Can We Slow Climate Change Without Government Intervention?
As we look at the next four years with a Trump Presidency, we are unlikely to see Federal support for climate change progress. The International Energy Agency states that we absolutely need government to slow the worst effects of climate change. Unfortunately, for the next four years, that simply might not happen. So how can Americans move forward with climate change progress without help from the Federal government? Nonprofits, business leaders and states will need to lead the way.
Rocky Mountain Institute
Amory Lovins, cofounder and Chief Scientist of Rocky Mountain Institute (RMI), offers a compelling argument that we can transform our energy system and slow climate change without government intervention.
The RMI outlines how we can do this through advancing technology in transportation, energy efficiencies and advancements in renewables, greener buildings and industry improvements.
Transportation: “Super efficient autos, trucks, and planes, far more productively used, would need three-fourths less fuel, no oil, and less lifecycle cost,” according to RMI.
Electricity: “Dramatically increased energy efficiency could flatten or even modestly decrease total electricity use, despite a 158 percent bigger 2050 economy and electrified autos,” according to RMI.
Buildings: Buildings use a lot of energy. Through building and remodeling methods developed by organizations such as LEED (developed by the U.S. Green Building Council) and Net Zero Homes, buildings can significantly reduce energy consumption and decrease their environmental impact.
Industries Leading The Green Revolution:
These businesses and industries are leading the green revolution and changing how business as usual gets done:
Tesla – Always on top of the green companies list. They make electric cars and energy storage, just in case you hadn’t heard. Soon they will merge with Solar City, the market leader in residential solar power according to PV Magazine.
Ikea – The worlds largest furniture retailer: “We’re working towards 100% renewable energy – producing as much as we consume in our operations – and sourcing all of our wood from more sustainable sources by 2020,” according to the Ikea website.
Unilever – Their mainstream products such as Axe, Dove and Lipton are not usually synonymous with green living, but they are a global company with sustainability plan.
We believe that business must be part of the solution. But to be so, business will have to change; there is not ‘business as usual anymore’. Sustainable, equitable growth is the only acceptable business model. Our vision is to grow our business, whilst reducing our environmental footprint and increasing our positive social impact.
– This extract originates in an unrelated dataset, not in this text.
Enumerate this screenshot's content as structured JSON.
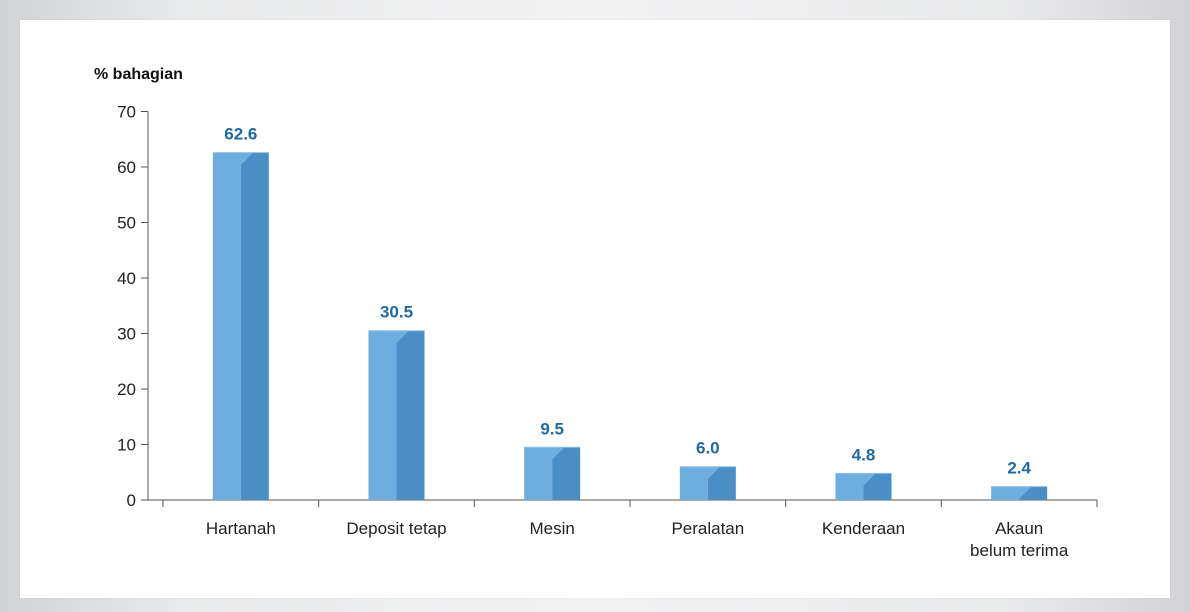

Low Carbon USA – American companies such as HP Inc. and even Monsanto (a company often under serious scrutiny by the environmental community) have signed the Low Carbon USA pledge and open letter to the Trump administration and members of the US congress:
“Failure to build a low-carbon economy puts American prosperity at risk. But the right action now will create jobs and boost US competitiveness. We pledge to do our part, in our own operations and beyond, to realize the Paris Agreement’s commitment of a global economy that limits global temperature rise to well below 2 degrees Celsius,” states part of the Low Carbon USA letter.
Cities, States and Regions
Although the Trump administration may not be on board with a climate action plan, cities and regions throughout the world are showing their commitment to becoming carbon neutral:
Carbon Neutral Cities Alliance – Lists cities that have committed to cutting greenhouse emissions 80% by 2050.
Under 2 MOU – California, Connecticut and Washington are a few states that have signed on to “The Under2 Coalition’s shared goal of limiting greenhouse gas emissions to 2 tons per capita, or 80-95% below 1990 level by 2050,” according to Under2MOU.
Palo Alto, Ca – Cities such as Palo Alto, California, not associated with either of the above organizations, have long had sustainability plans dedicated to carbon neutrality.
Although it’s frustrating that the climate action community probably won’t have support from the Trump administration, we can’t loose hope and we certainly can’t give up. It’s just an obstacle, not a dead end. Let’s build on the ideas endorsed by the Rocky Mountain Institute and continue to support companies and communities that are committed to changing business as usual.
“Hope is being able to see that there is light despite all of the darkness.”